Perhaps I may give your Lordships two quick examples in that connection. Perhaps the House will remember the illegal aid that the French Government gave to their pig producers. Eventually, but very slowly, that was stopped by the Commission and the French Government were fined. Another example would be the notorious Italian failure to introduce milk quotas. By the time the Commission takes action in such circumstances--even if the offending government are fined--the damage to the market through unfair competition has been done and the producers in the other member states have already suffered damage to their businesses.
We believe that the assurances that the Government are obliged to give are as follows. First--and to coin a phrase--I start with the level playing field. Just exactly how, both in terms and in detail, do the Government intend to ensure that there is free and fair competition
Will the Government, as has been suggested, undertake to report to Parliament on the overall situation before the scheme ends on the 30th June of next year? Such a report should set out exactly what is happening in other member states and the implications for the United Kingdom producers of any European regime that may be in place at that time, although that looks unlikely. If we are not able to secure that report from the Government then, through the usual channels, we shall attempt to secure a debate in this House so that the Government can be called to account.
The third, and more technical, point is that the most likely successor body to follow the PMB is the Potato Development Council, which will be set up under the Industrial Organisation and Development Act 1947. The noble Lord, Lord Stanley of Alderley, secured the amendment to the Agriculture Act 1993 in the House, supported by these Benches, which set out the powers and responsibilities of the successor body in Section 28 of the 1993 Act.
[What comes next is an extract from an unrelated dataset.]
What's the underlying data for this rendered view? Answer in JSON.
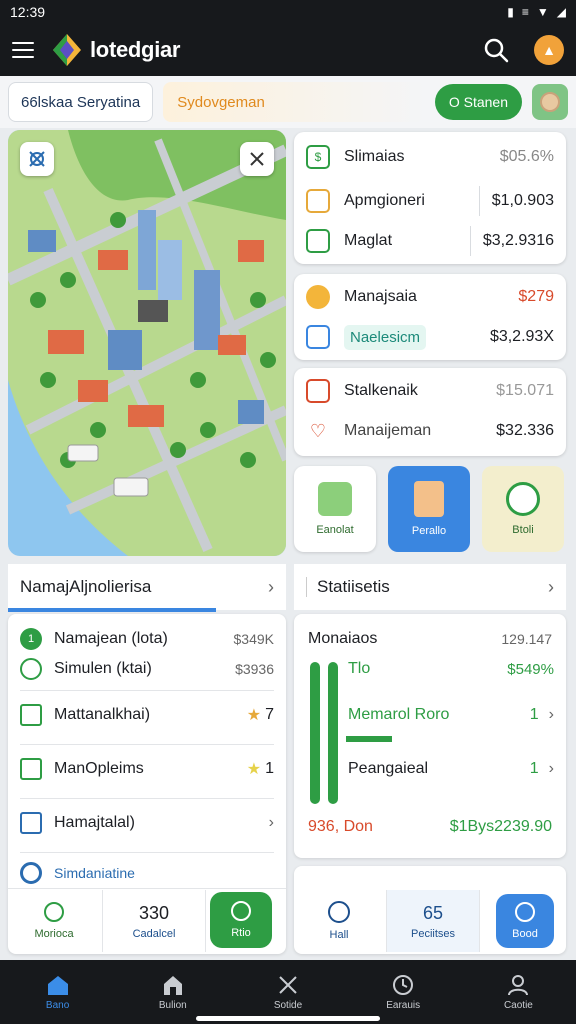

Let me state the powers and responsibilities. First, schemes for the orderly marketing of potatoes, including marketing intelligence and the identification of marketing opportunities, research and development, the generic promotion of potatoes, the collection of statistics on the potato industry and, finally, a forum for discussion of matters of common interest to producers, purchasers, retailers and consumers of potatoes.
Are the Government completely satisfied that all these proposed functions can be undertaken by the development council under the rules of the 1947 Act? Will the Government give their full weight and support to the proposal for such a development council? I understand that the Minister is unable to comment in any way on proposals which have not yet been published, but, in principle, do the Government support the idea of a potato development council as a possible successor body to the PMB? It is not unfair to ask the Government to give that assurance because they said that that was their view at the time that we passed the 1993 Act.
The order is exactly what most of us expected when we debated the 1993 Act. I am not accusing the Government of bad faith. They never said that they would not revoke the potato marketing scheme in the absence of a European regime; on the other hand, they never said they would. However, we do rely heavily now on the Government using their best endeavours to ensure that UK potato producers are not left entirely at the mercy of subsidised, unfair competition from imported potatoes, and that any successor body to the PMB serves producer interest, consumer interest and processor interest as well as the PMB served them in its existence.